La difficulté n'est pas mathématique. Les formules tiennent en trois lignes et n'ont pas changé depuis quarante ans. La difficulté est de résister à la tentation du chiffre rond et rassurant. « Un marché de deux milliards d'euros, on en prend 1 % » n'est pas une estimation, c'est une figure de style — et un lecteur expérimenté la repère en une seconde. À l'inverse, une chaîne de calcul où chaque filtre appliqué est explicite et rattaché à une source vérifiable inspire immédiatement confiance, même si le résultat final est modeste.

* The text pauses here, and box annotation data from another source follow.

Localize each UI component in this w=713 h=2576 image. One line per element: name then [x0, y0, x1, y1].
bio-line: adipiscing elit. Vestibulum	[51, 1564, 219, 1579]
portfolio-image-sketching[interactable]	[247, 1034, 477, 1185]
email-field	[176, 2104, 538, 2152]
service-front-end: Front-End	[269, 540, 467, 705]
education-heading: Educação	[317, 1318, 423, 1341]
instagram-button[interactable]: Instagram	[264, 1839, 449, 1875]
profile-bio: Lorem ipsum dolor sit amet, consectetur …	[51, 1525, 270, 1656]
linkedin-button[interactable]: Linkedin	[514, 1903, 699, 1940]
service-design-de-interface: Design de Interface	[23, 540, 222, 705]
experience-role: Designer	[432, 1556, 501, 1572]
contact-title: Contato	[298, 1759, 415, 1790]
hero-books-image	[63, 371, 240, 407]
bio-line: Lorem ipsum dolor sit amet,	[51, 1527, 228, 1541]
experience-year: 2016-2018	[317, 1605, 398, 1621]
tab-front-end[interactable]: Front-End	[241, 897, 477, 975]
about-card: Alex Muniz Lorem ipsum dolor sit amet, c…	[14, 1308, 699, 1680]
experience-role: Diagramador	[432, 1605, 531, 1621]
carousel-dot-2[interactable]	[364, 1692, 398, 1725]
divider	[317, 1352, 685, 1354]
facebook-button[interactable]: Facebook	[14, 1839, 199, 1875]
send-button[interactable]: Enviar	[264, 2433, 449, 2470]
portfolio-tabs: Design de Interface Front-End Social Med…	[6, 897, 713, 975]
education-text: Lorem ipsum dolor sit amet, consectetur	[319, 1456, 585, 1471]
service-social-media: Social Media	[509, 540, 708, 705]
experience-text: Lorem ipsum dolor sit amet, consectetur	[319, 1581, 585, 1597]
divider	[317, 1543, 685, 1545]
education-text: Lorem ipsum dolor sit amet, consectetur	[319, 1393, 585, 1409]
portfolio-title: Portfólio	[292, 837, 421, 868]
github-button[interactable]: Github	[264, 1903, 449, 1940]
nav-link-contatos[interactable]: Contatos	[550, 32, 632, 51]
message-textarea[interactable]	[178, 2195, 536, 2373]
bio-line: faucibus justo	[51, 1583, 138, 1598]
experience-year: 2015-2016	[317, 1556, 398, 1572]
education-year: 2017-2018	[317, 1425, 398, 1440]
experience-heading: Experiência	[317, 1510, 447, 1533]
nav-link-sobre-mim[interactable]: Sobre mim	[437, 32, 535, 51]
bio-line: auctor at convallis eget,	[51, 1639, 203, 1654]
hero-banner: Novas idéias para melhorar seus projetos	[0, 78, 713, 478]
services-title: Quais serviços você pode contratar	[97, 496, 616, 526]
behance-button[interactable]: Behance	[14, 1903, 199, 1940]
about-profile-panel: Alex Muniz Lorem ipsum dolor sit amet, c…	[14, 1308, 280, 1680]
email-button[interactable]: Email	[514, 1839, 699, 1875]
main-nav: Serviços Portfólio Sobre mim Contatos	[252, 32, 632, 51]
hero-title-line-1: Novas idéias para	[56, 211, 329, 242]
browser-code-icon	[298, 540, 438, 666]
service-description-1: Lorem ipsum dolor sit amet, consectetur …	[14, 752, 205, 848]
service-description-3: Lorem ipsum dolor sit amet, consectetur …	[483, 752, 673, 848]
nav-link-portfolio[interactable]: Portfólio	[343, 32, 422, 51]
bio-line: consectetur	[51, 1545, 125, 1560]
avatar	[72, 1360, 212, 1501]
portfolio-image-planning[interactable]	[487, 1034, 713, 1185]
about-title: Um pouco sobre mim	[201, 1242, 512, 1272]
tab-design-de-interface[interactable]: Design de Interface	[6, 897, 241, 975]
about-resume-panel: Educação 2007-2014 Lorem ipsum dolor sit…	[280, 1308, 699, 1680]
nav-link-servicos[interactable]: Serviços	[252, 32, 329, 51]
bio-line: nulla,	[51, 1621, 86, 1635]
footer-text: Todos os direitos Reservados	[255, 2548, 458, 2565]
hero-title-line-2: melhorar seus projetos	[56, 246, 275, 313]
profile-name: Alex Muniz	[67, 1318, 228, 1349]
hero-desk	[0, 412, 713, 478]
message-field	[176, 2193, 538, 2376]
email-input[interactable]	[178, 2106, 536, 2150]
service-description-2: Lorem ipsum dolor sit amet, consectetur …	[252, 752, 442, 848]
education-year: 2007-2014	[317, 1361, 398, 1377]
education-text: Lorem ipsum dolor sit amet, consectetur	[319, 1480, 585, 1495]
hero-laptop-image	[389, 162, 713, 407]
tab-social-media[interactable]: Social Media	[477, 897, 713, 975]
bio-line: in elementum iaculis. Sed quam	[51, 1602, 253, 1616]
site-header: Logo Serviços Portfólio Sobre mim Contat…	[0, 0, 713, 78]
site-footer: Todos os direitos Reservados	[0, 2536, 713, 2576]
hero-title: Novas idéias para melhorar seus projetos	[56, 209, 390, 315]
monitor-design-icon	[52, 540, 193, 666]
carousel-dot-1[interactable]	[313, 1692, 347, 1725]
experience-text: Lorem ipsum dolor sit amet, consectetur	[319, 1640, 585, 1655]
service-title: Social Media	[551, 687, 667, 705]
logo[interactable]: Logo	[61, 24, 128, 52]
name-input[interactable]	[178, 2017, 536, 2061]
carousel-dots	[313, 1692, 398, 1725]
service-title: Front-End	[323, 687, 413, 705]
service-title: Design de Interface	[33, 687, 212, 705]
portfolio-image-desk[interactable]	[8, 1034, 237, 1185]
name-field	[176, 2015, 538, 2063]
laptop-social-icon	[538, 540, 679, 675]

Les articles de cette catégorie traitent le chiffrage comme un travail de traçabilité plus que de calcul. Chaque méthode est déroulée sur un exemple complet, avec les hypothèses posées à découvert, les sources publiques où aller les chercher — Insee, Bpifrance, fédérations professionnelles, greffes des tribunaux de commerce — et le test de sensibilité qui montre lesquelles de vos hypothèses font réellement basculer le résultat.

Une règle vaut pour tout ce qui suit : un chiffre que vous ne pouvez pas défendre ligne par ligne devant quelqu'un qui vous contredit n'est pas un chiffre, c'est un espoir. Mieux vaut un TAM plus petit que vous savez justifier qu'un TAM spectaculaire qui s'effondre à la première question.